As in earlier disputes over rocks and shoals in the South China Sea, Beijing is relying on these vessels rather than more menacing warships to assert its sovereignty over the disputed islands known as Diaoyu in China and Senkaku in Japan, reports Reuters.
For both sides, the presence of lightly armed paramilitary ships reduces the risk of conflict, maritime experts say, while they retain the option of deploying more firepower if the dispute intensifies.
However, unlike China's recent sparring with the Philippines over Scarborough Shoal, this flare-up pits East Asia's two maritime powers against each other in a confrontation loaded with military risk.
If a clash erupted, experts warn it could be difficult to contain to the disputed area and would likely draw in the United States, Japan's security alliance partner, into hostilities with China.
The U.S. assistant secretary of state for East Asia, Kurt Campbell, said on Thursday the disputed islands were "clearly" covered by a 1960 treaty obliging the United States to come to Japan's aid if attacked.
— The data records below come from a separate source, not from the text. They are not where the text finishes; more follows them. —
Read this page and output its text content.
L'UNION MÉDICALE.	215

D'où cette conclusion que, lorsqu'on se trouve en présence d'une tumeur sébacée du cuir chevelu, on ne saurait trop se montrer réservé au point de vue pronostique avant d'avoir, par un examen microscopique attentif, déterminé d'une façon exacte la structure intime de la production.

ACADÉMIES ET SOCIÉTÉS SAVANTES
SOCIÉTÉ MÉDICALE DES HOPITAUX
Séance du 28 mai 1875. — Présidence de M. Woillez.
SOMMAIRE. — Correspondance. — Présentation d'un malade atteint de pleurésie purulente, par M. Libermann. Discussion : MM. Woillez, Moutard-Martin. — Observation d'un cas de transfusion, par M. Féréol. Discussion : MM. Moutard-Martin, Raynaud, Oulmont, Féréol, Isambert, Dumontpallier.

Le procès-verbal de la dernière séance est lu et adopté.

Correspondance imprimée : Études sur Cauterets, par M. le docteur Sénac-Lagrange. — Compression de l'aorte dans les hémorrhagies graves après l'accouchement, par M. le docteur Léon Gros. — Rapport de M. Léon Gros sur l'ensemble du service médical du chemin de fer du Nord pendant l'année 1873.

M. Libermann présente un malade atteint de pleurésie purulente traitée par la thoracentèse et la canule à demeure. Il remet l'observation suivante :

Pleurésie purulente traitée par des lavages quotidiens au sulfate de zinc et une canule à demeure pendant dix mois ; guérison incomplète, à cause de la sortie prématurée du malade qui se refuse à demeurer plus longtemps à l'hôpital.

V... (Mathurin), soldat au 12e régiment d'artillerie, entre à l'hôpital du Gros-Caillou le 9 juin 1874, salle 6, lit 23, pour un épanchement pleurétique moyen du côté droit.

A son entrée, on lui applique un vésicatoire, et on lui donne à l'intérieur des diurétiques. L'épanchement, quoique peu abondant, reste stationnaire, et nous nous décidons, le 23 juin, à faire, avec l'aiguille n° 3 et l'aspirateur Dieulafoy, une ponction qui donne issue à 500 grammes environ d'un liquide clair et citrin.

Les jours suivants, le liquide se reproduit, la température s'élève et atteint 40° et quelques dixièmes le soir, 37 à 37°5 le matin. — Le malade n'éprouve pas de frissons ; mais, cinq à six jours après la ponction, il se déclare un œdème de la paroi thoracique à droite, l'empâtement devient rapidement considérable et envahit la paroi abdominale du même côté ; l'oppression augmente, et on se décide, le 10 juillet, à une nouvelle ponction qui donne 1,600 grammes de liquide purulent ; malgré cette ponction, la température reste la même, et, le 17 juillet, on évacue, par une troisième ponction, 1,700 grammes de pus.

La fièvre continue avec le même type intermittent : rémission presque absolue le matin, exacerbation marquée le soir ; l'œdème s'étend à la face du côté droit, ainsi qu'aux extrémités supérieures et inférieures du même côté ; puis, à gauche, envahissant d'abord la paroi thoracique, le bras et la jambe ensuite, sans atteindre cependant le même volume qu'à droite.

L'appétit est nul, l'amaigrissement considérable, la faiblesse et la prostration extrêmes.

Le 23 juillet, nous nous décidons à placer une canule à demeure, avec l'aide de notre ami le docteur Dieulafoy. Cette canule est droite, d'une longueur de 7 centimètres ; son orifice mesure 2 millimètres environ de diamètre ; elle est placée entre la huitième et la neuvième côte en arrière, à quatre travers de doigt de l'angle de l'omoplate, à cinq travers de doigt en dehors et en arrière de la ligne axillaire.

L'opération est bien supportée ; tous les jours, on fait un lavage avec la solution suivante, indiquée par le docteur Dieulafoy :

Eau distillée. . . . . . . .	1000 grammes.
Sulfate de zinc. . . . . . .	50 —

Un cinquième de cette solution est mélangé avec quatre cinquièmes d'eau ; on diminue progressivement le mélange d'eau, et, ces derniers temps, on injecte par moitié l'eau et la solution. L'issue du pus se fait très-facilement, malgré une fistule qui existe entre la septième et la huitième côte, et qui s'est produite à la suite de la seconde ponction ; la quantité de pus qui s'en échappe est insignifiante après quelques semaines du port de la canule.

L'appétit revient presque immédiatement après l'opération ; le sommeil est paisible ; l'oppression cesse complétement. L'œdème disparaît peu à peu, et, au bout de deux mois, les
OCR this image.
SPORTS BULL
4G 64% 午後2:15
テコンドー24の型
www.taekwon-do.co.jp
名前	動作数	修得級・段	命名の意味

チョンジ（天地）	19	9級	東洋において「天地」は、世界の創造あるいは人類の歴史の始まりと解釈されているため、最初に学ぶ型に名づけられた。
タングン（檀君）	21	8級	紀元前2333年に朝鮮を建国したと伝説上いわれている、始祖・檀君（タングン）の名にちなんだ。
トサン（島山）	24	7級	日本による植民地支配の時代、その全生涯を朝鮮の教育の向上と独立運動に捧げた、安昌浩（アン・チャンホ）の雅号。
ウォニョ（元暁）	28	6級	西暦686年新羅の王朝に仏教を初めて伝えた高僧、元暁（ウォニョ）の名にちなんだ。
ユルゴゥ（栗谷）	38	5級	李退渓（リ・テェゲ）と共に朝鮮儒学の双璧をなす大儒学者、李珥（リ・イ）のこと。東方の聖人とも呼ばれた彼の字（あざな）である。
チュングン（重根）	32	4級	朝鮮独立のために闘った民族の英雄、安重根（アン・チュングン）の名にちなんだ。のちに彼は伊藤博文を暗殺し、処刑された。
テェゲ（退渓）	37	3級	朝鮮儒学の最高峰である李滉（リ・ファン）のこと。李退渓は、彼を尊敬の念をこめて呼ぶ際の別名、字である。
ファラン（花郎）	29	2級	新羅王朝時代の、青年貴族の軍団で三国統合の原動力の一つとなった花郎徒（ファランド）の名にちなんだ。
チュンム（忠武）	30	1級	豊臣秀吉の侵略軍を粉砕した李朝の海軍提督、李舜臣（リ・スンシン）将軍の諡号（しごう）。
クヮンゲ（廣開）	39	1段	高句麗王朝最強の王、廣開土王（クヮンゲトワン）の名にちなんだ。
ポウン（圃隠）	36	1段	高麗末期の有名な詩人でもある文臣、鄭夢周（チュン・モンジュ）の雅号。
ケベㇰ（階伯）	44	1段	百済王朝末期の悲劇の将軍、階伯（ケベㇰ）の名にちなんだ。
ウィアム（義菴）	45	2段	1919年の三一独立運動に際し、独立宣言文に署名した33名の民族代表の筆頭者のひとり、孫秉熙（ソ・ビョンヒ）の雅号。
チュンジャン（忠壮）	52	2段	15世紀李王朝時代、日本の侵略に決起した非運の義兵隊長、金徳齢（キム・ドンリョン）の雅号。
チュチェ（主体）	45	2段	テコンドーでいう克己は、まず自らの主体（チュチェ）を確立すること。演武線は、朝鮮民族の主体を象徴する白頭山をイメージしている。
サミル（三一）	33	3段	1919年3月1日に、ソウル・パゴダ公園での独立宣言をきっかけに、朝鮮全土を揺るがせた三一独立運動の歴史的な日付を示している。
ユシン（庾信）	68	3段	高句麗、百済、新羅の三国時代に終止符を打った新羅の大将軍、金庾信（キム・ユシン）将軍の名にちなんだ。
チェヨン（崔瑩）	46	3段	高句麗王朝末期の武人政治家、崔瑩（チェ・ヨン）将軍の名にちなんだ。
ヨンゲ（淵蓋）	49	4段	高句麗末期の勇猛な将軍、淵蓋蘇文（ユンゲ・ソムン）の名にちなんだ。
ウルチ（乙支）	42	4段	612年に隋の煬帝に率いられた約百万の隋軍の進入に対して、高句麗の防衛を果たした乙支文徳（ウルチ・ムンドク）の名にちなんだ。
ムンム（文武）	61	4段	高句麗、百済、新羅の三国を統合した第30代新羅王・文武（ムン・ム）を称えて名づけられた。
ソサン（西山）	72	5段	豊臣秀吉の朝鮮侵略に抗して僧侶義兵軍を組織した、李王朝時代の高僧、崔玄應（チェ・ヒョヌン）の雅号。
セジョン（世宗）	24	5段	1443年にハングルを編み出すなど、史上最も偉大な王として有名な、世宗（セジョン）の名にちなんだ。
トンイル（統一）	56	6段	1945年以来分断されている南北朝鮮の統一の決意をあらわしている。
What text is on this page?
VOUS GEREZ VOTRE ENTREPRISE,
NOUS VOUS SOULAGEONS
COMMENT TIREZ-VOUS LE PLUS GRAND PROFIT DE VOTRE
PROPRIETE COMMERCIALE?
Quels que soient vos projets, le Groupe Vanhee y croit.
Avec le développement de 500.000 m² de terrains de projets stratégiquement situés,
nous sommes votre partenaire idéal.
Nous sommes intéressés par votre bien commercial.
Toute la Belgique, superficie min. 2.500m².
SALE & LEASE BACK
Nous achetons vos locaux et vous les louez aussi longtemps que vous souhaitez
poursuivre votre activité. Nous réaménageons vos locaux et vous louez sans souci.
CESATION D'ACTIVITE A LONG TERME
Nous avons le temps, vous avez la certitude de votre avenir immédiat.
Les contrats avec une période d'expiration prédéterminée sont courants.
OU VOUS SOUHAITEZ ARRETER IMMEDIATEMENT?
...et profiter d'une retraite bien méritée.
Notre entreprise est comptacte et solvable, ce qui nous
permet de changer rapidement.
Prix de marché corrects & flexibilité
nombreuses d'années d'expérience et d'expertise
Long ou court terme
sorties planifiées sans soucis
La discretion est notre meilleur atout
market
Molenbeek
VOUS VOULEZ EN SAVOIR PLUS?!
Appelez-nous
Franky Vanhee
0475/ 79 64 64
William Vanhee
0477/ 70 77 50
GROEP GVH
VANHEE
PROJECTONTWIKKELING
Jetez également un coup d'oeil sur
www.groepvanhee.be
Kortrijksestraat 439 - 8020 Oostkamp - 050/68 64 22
"I actually don't think the two sides intend to fight a war over the islands this time," said Sun Yun, an expert on Chinese security policy at the Washington-based Stimson Centre.
"But, I do think it is more dangerous because the current round of tension is more emotionally charged than the earlier stand-offs in the South China Sea."
Politics may well keep the row simmering in the months ahead with a Japanese election expected by year's end and China preparing a leadership transition.
While China's maritime rise has captured global attention, Japan has also been quietly and unobtrusively building a powerful navy boasting some of the most advanced military technologies afloat.
If tensions over the disputed islands led to military conflict, it is not clear that China's navy could overpower Japanese forces as easily as it might expect to prevail against militarily weaker rivals in the South China Sea.
For both militaries, a naval clash would be a step into the unknown.